It's been a tough week. Whatever about the good weather outside; it's been snowed-under here in the studio. Preparation, which is almost complete for my onslaught on France through the Marie Bastille Agency and projects for American clients have kept me slaving over my drawing boards. Then the Irish Times presented me with a mind-warping piece of financial text. Anyway, between the editor and myself we fixed on an idea over the phone, which I quickly scribbled onto a receipt. Whoever heard of an illustrator who had decent pads of paper handy?

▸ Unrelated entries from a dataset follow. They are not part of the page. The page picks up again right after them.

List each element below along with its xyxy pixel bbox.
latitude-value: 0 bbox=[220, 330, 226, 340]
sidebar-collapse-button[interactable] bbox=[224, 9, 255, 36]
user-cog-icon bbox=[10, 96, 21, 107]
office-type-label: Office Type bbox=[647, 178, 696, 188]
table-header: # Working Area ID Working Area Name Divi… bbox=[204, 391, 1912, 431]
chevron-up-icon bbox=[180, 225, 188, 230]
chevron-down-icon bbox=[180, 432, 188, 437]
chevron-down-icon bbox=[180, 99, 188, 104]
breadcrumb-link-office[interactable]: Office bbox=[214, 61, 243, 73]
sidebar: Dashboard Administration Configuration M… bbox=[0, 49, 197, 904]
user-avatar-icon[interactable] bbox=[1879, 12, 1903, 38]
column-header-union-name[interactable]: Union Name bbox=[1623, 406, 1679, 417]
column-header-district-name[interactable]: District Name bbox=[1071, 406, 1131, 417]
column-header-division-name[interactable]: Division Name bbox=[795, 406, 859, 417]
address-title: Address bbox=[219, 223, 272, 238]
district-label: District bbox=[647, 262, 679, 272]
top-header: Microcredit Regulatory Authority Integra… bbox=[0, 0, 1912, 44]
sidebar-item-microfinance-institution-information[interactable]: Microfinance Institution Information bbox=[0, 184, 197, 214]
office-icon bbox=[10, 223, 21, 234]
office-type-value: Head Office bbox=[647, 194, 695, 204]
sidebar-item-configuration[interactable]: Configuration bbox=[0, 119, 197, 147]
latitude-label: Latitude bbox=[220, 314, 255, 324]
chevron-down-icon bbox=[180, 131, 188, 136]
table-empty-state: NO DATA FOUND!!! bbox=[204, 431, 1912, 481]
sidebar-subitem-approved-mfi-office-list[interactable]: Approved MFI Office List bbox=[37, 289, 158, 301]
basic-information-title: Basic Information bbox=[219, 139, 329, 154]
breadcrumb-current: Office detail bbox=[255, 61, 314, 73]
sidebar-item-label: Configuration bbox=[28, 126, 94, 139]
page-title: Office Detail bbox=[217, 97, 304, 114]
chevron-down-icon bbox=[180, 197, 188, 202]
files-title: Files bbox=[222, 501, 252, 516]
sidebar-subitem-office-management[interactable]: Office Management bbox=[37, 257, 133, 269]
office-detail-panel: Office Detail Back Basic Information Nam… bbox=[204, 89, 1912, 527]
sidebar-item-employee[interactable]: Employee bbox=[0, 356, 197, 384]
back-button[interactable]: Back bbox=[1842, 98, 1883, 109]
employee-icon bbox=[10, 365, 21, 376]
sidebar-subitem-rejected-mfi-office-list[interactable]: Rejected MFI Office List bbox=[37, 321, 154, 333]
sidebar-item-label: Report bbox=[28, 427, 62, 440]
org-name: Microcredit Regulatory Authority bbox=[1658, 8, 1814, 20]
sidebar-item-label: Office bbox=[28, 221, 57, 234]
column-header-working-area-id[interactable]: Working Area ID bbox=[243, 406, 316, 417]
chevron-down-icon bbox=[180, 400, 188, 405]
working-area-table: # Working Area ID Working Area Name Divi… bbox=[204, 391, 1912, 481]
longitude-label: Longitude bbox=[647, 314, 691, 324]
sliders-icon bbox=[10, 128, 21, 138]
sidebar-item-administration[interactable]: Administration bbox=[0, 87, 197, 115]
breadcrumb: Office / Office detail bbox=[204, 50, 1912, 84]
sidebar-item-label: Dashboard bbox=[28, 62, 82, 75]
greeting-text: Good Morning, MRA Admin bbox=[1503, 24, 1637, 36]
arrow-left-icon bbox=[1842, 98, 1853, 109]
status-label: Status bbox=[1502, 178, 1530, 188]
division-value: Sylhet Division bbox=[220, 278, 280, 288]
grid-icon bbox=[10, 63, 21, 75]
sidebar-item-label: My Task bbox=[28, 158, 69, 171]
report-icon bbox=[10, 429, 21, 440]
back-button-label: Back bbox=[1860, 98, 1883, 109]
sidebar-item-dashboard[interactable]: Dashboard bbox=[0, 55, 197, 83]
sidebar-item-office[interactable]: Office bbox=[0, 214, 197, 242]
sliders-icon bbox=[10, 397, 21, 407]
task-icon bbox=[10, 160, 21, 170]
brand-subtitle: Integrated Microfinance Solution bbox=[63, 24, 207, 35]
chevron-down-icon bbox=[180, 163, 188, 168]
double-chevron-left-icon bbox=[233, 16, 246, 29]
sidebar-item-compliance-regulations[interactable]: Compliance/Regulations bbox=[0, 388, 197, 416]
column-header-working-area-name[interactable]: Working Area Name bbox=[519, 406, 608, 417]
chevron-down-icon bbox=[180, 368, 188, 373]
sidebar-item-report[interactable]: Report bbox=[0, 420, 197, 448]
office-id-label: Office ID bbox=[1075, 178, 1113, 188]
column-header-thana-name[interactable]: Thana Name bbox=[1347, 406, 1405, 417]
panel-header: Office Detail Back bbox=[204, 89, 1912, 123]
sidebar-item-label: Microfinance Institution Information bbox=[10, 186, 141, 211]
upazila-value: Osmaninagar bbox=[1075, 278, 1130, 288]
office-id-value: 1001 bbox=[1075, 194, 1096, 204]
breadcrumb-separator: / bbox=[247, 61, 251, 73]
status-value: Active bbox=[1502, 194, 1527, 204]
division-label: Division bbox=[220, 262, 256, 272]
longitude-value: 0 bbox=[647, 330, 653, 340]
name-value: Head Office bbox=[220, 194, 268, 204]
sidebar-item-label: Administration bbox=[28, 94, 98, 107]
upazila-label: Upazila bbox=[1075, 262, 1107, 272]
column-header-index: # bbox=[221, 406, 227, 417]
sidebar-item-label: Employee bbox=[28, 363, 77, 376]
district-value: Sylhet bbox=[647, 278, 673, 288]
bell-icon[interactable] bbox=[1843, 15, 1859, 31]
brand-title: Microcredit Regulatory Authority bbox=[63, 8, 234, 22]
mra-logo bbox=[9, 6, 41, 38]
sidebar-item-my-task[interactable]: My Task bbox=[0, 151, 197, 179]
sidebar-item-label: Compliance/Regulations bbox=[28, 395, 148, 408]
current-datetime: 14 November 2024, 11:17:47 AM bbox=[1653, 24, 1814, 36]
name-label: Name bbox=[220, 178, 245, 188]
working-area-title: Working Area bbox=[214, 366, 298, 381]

That evening, on the settee in front of the telly, I worked up the idea into a more finished sketch and squared the drawing up for the following morning. Luckily, summer TV schedules determined that there was bugger-all worth watching on the idiot's lantern [as my old French teacher, Mr. Dansie used to call the telly - Me: 'What does 'bateau' mean, Mr. Dansie?' Dansie: 'It means you haven't been listening, McSherry' followed by, 'I suppose you've been glued to the idiot's lantern again'.].
Finally, I managed to get the final art into the old lady of D'Olier Street at lunchtime. Now, what's on the lantern...?
Dunmore East, from the Waterford Tourism site
We've just returned from a week's holiday in Dunmore East -and once again, I don't have a single sketch to show for it. This is a recurrent theme in my life, good intentions thwarted by indolence. It is a lovely, lovely spot, no doubt about it and kick-started another little ongoing theme -thoughts of relocation away from the big smoke. However, the reverie was broken at the long weekend by hordes of city heads, intent on relocating their rubbish onto the beach. Why do people do that?
But, hey -the water was goooood. I encountered a couple of good-natured jellyfish [they didn't sting me] and we chatted about where to site the blue flag. There's also a cave adjacent to the beach where there's some of the best-carved graffiti I've ever seen. From as far back as 1823. Forget your black markers -a couple of these messages looked as if they had hired a stone mason to realise them.
Lately, I've been working on a few projects that have been over A3 in physical size. Notably a suite of illustrations for brand developers Island Bridge and for the Royal Canadian Mint [That's money, not sweets; though confusingly it did feature a polar bear]. Confident in my reprographic background, I thought they could all go straight down to my local repro bureau for digitising on their high-end drum-scanner. Well, it seems that things have changed somewhat since I left my last full-time job in a repro house, 11 years ago. Apparently, most of the old scanning behemoths have bitten the dust, been sold to China or shagged out into skips. Imagine that! These things must have cost about half a million squid when I were a lad and now they've been drummed out, much like myself, [only they lasted longer]. All the Crosfields have gone to Hell, it might be said, and been replaced with tiny little desktop scanners that you can buy out of petty cash.
Ah, but there's a catch...just try scanning flat-art that's bigger than A3 -even in your A3 desktop. You'll get a pain in your face stitching those files together. That's why I was relieved when I discovered that Master Photo. still have their Crosfield 640 running -and I saw it today when I dropped in the art. What a beast. What reassuring solidity. What the Hell are we going to do when the old dinosaur finally lays down her old head and dies?